By now, everyone that is even remotely connected to the stock market (and any market globally pretty much) knows that Apple will be reporting earnings for its March quarter after the close of regular market trading tonight.

The Street consensus on Apple metrics currently stands at the following:

March quarter iPhone shipments of 52 million;

March quarter earnings of $2.02 per share;

March quarter revenues of $53 billion;

June quarter earnings of $1.62 per share;

June quarter revenues of $45.6 billion;

June quarter guidance of between $45-$46 billion.

Investors and analysts alike will be listening in on the conference call to see whether Apple sheds some light on the new iPhone X, talks about its efforts in artificial intelligence (AI), virtual reality (VR), augmented reality (AR), autonomous driving, the recently rumored Echo-like product offering from Apple, the tax situation (both regarding lower rates and repatriation), how the company is doing in China and, to a lesser extent, in India, Japan and the rest of Asia-Pacific, the situation with Qualcomm, and any other updates on things that have been floating around for ages (like Apple TV and a content deal or joint venture or acquisition that could be in the pipeline.)

Knowing Apple management, none of these questions will be answered, except progress in China/ India/Japan/Asia-Pacific, and the rumor mill will continue to churn almost as soon as the numbers are released, as it always does.

It is also not a secret that Apple shares have been outstanding performers since late last summer and early fall when they were languishing in the $90 and change per share range.

Despite the stellar performance, Apple shares are still only trading at roughly 14x estimated earnings for FY18, well below market multiples, and that's not even factoring in cash and near cash holdings, which should hit $250 billion when the company reports numbers for the March quarter.

So, what should one do if one is positioned long, short or is agnostic.

Well, if you have been agnostic all through the rise in Apple in the last 7 or 8 months, chances are that you will be even more so now, if that is even possible.
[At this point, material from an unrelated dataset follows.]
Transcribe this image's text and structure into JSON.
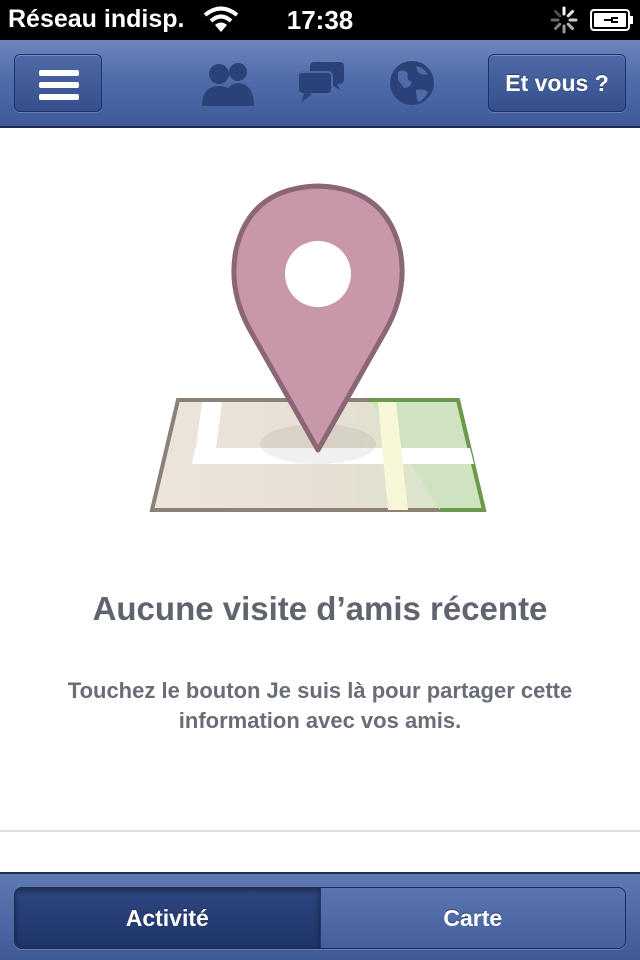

Of course, if shares were to drop after results tonight, you could start buying if that is how you want to go, given the fact that the new iPhone is supposed to be all that and more. Or, if the shares pop, you more than likely continue to remain agnostic.

The second possibility is that you have been fortunate enough to have been long the stock through the rise from the beginning (low 90's) or jumped in somewhere in between, in which case, you can take some off the table and hope the stock drops post earnings so you can add to your position at lower prices.

If the stock does not drop and you have taken some off the table, then you have to decide whether you buy back in at slightly higher levels, given the coming launch of the so-called super-cycle for the iPhone. Or you let the remaining position ride and that way at least you are still exposed to an Apple investment.

Finally, if you have somehow managed to remain short through the entire rise in Apple from the mid-nineties till the mid 147's (today), or are currently short no matter what your entry point is, you have pretty much one desirable scenario, which is for the stock to get dropped on the numbers tonight.

The stock is indicated to move about $5 per share or so in either direction once the numbers are out, although it would not come as surprise to me if it were to move by a greater amount, given the recent appreciation in the stock.

On the flip side, there could be many investors who would liked to have invested in Apple or wanted to add to their holdings and were unable to do so for one reason or the other, who could be waiting on the sidelines to jump in at the slightest weakness.

We shall soon find out.

Good luck into Apple's earnings release tonight whichever way you are positioned.